The number of issued patents relating to the blockchain is steadily increasing, as those applications have climbed their way to the top of the USPTO’s infamous backlog. Aside from the usual patentability questions of novelty, many of these applications face an uphill climb in view of the USPTO’s challenging subject matter eligibility guidance for patent examination. The key is to include significant technical support in the clients’ blockchain patent applications to avoid subject matter eligibility rejections for this disruptive technology.

The Blockchain Intellectual Property Council and patent trolls: In recognition of the rapid growth of the blockchain technology industry and in an attempt to get control of the IP issues related to it, in March 2017, the Chamber of Digital Commerce created the Blockchain Intellectual Property Council. On its website, the CDC states that its initiative promotes “innovation in blockchain and distributed ledger technologies (DLT) by addressing intellectual property issues. The council helps balance the protection of proprietary information with the openness necessary for innovation.” Notably, the BIPC executive committee includes a who’s who of blockchain and fintech stakeholders.

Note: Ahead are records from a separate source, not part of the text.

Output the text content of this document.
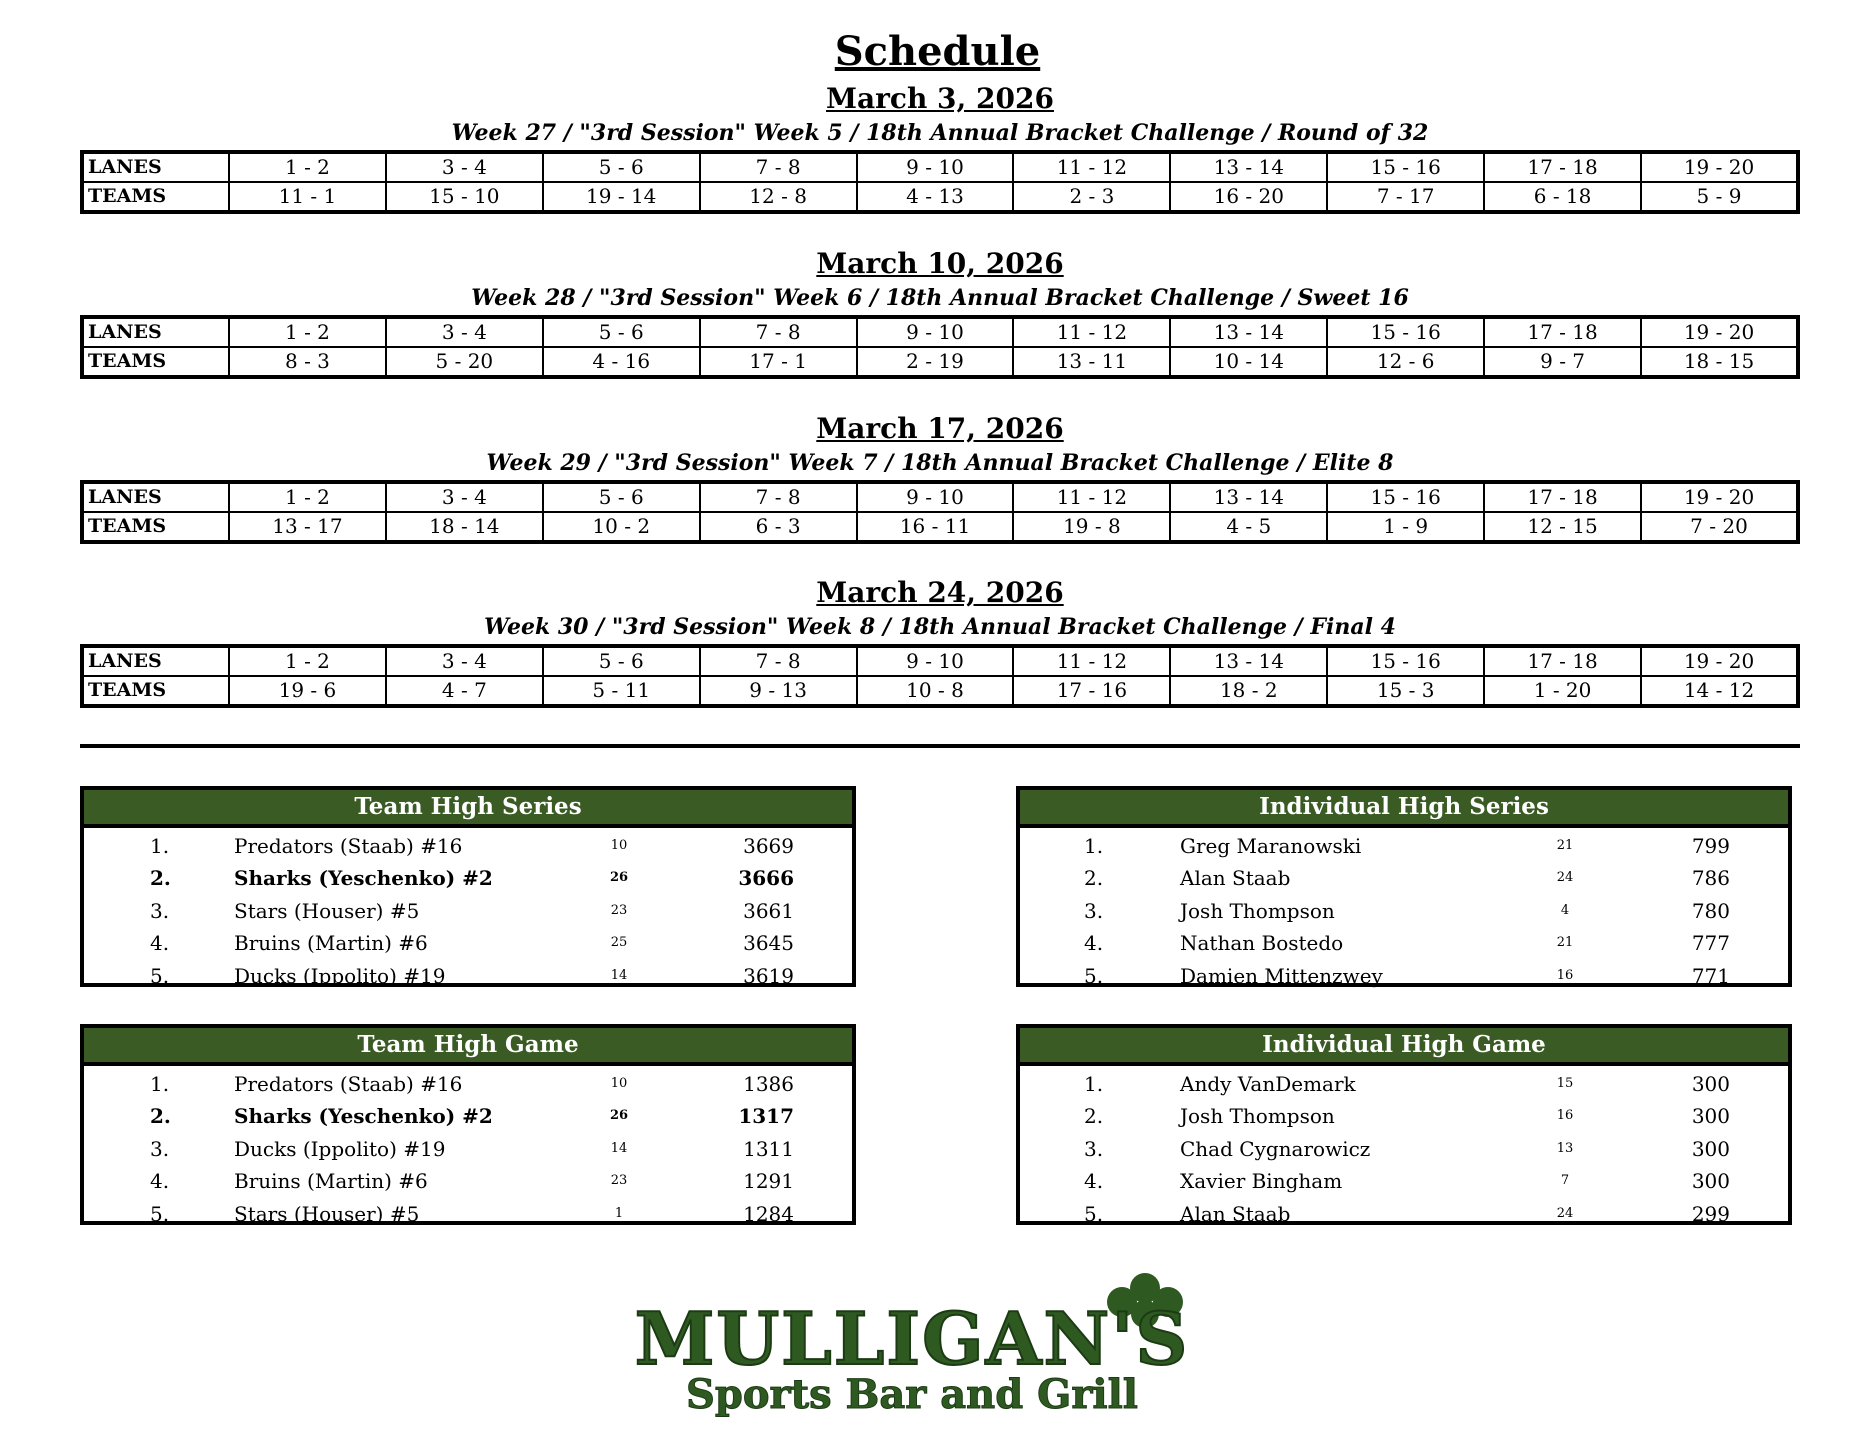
Schedule
March 3, 2026
Week 27 / "3rd Session" Week 5 / 18th Annual Bracket Challenge / Round of 32
LANES	1 - 2	3 - 4	5 - 6	7 - 8	9 - 10	11 - 12	13 - 14	15 - 16	17 - 18	19 - 20
TEAMS	11 - 1	15 - 10	19 - 14	12 - 8	4 - 13	2 - 3	16 - 20	7 - 17	6 - 18	5 - 9
March 10, 2026
Week 28 / "3rd Session" Week 6 / 18th Annual Bracket Challenge / Sweet 16
LANES	1 - 2	3 - 4	5 - 6	7 - 8	9 - 10	11 - 12	13 - 14	15 - 16	17 - 18	19 - 20
TEAMS	8 - 3	5 - 20	4 - 16	17 - 1	2 - 19	13 - 11	10 - 14	12 - 6	9 - 7	18 - 15
March 17, 2026
Week 29 / "3rd Session" Week 7 / 18th Annual Bracket Challenge / Elite 8
LANES	1 - 2	3 - 4	5 - 6	7 - 8	9 - 10	11 - 12	13 - 14	15 - 16	17 - 18	19 - 20
TEAMS	13 - 17	18 - 14	10 - 2	6 - 3	16 - 11	19 - 8	4 - 5	1 - 9	12 - 15	7 - 20
March 24, 2026
Week 30 / "3rd Session" Week 8 / 18th Annual Bracket Challenge / Final 4
LANES	1 - 2	3 - 4	5 - 6	7 - 8	9 - 10	11 - 12	13 - 14	15 - 16	17 - 18	19 - 20
TEAMS	19 - 6	4 - 7	5 - 11	9 - 13	10 - 8	17 - 16	18 - 2	15 - 3	1 - 20	14 - 12
Team High Series
1.	Predators (Staab) #16	10	3669
2.	Sharks (Yeschenko) #2	26	3666
3.	Stars (Houser) #5	23	3661
4.	Bruins (Martin) #6	25	3645
5.	Ducks (Ippolito) #19	14	3619
Individual High Series
1.	Greg Maranowski	21	799
2.	Alan Staab	24	786
3.	Josh Thompson	4	780
4.	Nathan Bostedo	21	777
5.	Damien Mittenzwey	16	771
Team High Game
1.	Predators (Staab) #16	10	1386
2.	Sharks (Yeschenko) #2	26	1317
3.	Ducks (Ippolito) #19	14	1311
4.	Bruins (Martin) #6	23	1291
5.	Stars (Houser) #5	1	1284
Individual High Game
1.	Andy VanDemark	15	300
2.	Josh Thompson	16	300
3.	Chad Cygnarowicz	13	300
4.	Xavier Bingham	7	300
5.	Alan Staab	24	299
MULLIGAN'S
Sports Bar and Grill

The BIPC will explore various IP protection models that have worked in other sectors, including (a) drafting nonaggression agreements, where industry players agree not to assert patents against each other; (b) developing patent pools, where cross-licensing options are available to all pool participants; and (c) reducing inventory, where groups are formed and the members agree not to sell patents without first granting a license to all group members.

What lies ahead? As adoption of blockchain technology continues to expand, various stakeholders across numerous industries are heavily investing not only in implementing—but also in building patent portfolios to protect and monetize—particular applications of the blockchain. In this area of rapid growth, it is crucial to talk to your counsel about how best to protect your innovation and avoid potentially infringing activity.